Keeping one’s payments the same makes it easier to budget, an appealing facet of fixed-rate mortgages
for those who don’t have extra funds to spare on unexpectedly high interest rates.
Variable-rate mortgages are more appealing to those who have the means to pay for a higher interest
rate if rates do climb over the course of the term. The amount by which this figure increases can be hard
to predict, though many who start with variable-rate mortgages pay a smaller interest rate initially than
those who participate in fixed-rate arrangements.
Because a home buyer could end up spending quite a bit more (or less) than they initially anticipated on
interest, there are some questions that you need to consider when arranging your variable-rate
mortgage with your lender:
How high can the interest rate climb from month to month?

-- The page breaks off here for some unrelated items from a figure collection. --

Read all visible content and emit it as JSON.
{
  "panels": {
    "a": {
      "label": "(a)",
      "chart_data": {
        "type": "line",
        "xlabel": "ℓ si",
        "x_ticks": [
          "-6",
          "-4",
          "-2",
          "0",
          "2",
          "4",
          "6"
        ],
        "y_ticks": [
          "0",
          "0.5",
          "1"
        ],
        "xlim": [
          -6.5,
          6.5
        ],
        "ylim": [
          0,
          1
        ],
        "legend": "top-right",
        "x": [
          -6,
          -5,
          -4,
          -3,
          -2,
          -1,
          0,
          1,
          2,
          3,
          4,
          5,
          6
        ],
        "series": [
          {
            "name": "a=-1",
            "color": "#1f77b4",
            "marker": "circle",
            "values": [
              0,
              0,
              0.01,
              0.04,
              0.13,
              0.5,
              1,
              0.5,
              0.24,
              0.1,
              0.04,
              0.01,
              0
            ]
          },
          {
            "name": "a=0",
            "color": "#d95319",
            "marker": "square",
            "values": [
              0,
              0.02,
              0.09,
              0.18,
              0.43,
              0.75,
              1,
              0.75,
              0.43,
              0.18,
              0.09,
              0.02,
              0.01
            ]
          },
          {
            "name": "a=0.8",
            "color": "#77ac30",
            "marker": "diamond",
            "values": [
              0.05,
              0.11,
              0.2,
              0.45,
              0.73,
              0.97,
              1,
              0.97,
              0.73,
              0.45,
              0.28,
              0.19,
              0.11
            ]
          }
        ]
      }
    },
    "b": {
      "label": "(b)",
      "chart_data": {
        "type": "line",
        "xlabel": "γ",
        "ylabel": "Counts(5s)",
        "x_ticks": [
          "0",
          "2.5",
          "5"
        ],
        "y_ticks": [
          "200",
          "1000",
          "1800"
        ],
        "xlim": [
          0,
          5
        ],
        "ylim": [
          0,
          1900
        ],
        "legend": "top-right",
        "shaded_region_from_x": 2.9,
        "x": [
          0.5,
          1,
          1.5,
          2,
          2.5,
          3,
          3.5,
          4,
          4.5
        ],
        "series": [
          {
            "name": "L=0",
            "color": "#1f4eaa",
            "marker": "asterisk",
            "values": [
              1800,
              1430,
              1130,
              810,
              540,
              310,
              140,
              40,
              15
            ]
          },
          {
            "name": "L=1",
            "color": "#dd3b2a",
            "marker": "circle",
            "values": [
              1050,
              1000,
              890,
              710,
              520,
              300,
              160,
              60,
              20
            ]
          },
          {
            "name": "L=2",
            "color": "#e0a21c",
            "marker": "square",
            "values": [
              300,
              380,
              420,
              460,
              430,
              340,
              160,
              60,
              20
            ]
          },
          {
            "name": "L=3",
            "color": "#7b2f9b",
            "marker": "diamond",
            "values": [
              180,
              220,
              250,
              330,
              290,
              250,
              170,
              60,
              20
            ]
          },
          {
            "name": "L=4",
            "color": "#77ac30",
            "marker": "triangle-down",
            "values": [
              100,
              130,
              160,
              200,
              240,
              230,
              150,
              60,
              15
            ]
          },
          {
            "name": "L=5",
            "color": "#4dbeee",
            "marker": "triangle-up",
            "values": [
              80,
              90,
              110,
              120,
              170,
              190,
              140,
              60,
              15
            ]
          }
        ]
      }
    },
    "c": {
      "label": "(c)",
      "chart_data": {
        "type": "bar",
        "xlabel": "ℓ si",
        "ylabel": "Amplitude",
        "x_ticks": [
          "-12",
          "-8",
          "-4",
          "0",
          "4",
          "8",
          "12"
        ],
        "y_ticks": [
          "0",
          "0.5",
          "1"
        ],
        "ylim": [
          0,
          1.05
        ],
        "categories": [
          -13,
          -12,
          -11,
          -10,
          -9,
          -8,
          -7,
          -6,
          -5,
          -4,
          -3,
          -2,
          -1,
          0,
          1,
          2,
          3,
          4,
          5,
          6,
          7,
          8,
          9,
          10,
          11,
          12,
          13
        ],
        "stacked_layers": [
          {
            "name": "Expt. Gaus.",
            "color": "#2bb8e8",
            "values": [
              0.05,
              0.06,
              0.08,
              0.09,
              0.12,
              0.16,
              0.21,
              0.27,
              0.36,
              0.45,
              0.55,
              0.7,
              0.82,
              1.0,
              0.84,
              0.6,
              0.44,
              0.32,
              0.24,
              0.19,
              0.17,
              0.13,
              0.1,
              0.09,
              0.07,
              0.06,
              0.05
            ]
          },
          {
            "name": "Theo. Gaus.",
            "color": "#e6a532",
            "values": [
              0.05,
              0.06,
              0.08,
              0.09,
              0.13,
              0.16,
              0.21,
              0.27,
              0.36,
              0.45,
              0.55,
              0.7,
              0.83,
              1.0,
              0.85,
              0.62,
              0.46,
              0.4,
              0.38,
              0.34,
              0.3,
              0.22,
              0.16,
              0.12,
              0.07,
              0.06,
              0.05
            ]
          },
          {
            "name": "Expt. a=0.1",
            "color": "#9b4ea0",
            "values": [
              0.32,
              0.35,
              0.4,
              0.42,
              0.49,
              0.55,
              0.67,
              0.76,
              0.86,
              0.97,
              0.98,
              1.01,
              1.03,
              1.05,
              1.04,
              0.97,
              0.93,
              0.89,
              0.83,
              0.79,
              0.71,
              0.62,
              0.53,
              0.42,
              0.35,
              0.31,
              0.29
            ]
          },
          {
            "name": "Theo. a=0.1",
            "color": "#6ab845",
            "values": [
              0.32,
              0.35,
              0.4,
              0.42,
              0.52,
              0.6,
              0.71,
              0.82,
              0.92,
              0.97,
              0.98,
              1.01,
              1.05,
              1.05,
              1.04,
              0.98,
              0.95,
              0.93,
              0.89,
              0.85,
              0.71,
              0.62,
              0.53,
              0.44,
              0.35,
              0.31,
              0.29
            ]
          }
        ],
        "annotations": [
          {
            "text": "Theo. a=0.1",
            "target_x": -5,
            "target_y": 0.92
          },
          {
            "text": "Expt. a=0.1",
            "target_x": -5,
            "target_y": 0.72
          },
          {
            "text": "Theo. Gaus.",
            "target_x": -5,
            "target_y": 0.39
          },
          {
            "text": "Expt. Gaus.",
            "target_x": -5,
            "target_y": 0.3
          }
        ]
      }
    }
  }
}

Is there a cap as to how high the interest rate is allowed to go?
How frequently will the interest rate increase or decrease?
Will you be able to still afford the monthly payments if the interest rates climb?
2. Variable-rate mortgages are a bit of a gamble, but if you have a solid reason to believe that interest
rates may decrease over the span of your term, it can be a serious money-saving solution.
Choosing the right type of mortgage could save you thousands of dollars over the duration of your term,
but prospective home buyers must keep their own circumstances in mind when making this choice.